Article originally published as OUTSIDERS Review on Seat42F.
Not quite a year after the excellent Justified left the air, a new drama takes us back into the hollers and wilds of Kentucky. OUTSIDERS, which premiered last night on, is the story of a small town and the feral Farrells who inhabit the mountain beside it. While civilization and tribal culture have existed peacefully beside one another for two centuries, modernity is moving in from the outside, which threatens to shake up everything.
The Farrells themselves have an interesting culture. Led by the current “Brennan,” Lady Ray (Phyllis Somerville, The Big C), they brew their own moonshine, abhor money, marry cousins, and yet seem to get along pretty well. Sure, they go into town and steal things occasionally, but the locals have learned to put up with it, partially out of fear, and partially because the clan knows the limits of what they can get away with. A few, like Hasil (Kyle Gallner, Veronica Mars), push boundaries from time to time, such as when he tries to take up with a non-Farrell, Sally Ann (Christina Jackson, Boardwalk Empire), but mostly, they know their place. So it has been for two hundred years, and so it shall continue, or so some hope.
But the status quo is shifting as Big Foster (David Morse, Treme) seeks to take the leadership mantle from his mother, even after Lady Ray is reluctant to give it to him. When one of their own, Asa (Joe Anderson, Hannibal), returns from the outside with new knowledge and skills, there becomes a choice as to who the Farrells should be listening to. Events conspire to shift loyalties of some one way and some the other, and suddenly there’s a decision to make instead of a guaranteed line of succession.
This is where OUTSIDERS begins, with a people on the precipice of change. It will take someone strong to usher then into a new era, someone who understands the parties involved, but can see beyond petty feuds and backward traditions. It could be Asa, who has shunned the rest of the world after living apart from his family for unknown reasons. But if it’s not him, it’s not certain who else it could be.
In Justified, there was a lawman who kept the hill people in line enough. OUTSIDERS has its own deputy, Wade Houghton (Thomas M. Wright, The Bridge), but he’s far from another Raylan Givens. Instead, Wade is beset by his own demons, and may just be the person in town most terrified of confronting the Farrells. Which is too bad because, pushed to do so by the coal companies, Wade’s boss assigns him the unenviable task of evacuating the mountain.
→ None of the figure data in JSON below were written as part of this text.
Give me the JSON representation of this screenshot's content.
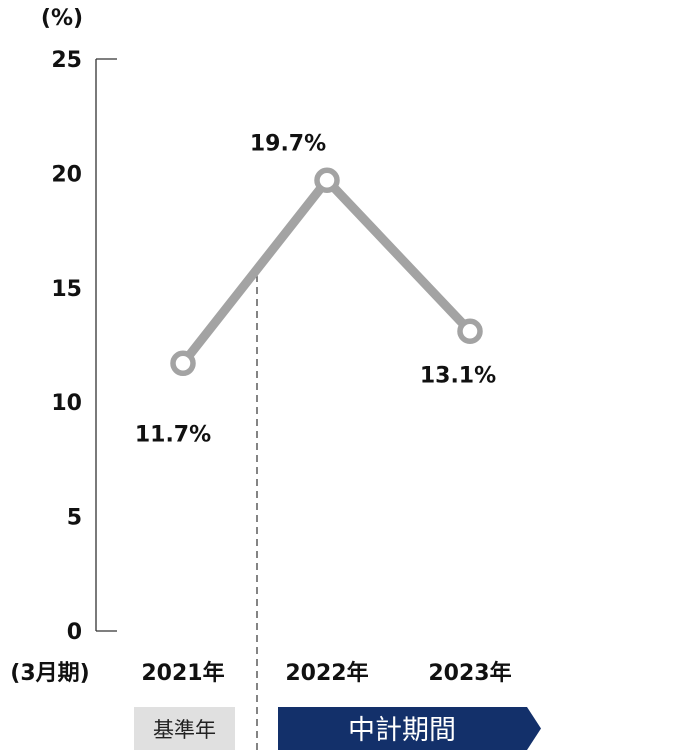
{
  "chart_data": {
    "type": "line",
    "y_unit": "(%)",
    "ylim": [
      0,
      25
    ],
    "yticks": [
      "0",
      "5",
      "10",
      "15",
      "20",
      "25"
    ],
    "x_suffix": "(3月期)",
    "categories": [
      "2021年",
      "2022年",
      "2023年"
    ],
    "series": [
      {
        "values": [
          11.7,
          19.7,
          13.1
        ],
        "labels": [
          "11.7%",
          "19.7%",
          "13.1%"
        ]
      }
    ],
    "grid": false,
    "legend": "none",
    "annotations": {
      "base_year_label": "基準年",
      "plan_period_label": "中計期間"
    },
    "colors": {
      "line": "#a3a3a3",
      "text": "#111111",
      "axis": "#333333",
      "base_box": "#e0e0e0",
      "plan_arrow": "#13306a",
      "plan_text": "#ffffff"
    }
  }
}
OUTSIDERS is fascinating because of the various personalities it portrays, some of which will seem rooted in folklore more than reality to potential viewers. Yet, even with the superstitions present, the series is pretty solidly grounded by terrific performances and an interesting, natural story (more reality-driven than the network’s Salem). Perhaps most of those displaced by industry aren’t as violently resistant as the Farrells are bound to be, but it’s certainly a scenario that has played out in some form or another in numerous areas of the country.
I find little to complain about this show.is getting a reputation of shining a spotlight into dark corners of American culture and doing it well, and OUTSIDERS is a part of that proud tradition. It won’t appeal to everyone, to be sure, but it makes for good, quality television that many will enjoy if they just know where to look for it, not being a channel the majority of viewers typically keep an eye on. I recommend making the effort to check this one out.
OUTSIDERS airs Tuesdays at 10 p.m. on WGN America. If you missed the first episode, it repeats numerous times throughout the week. Check your listings.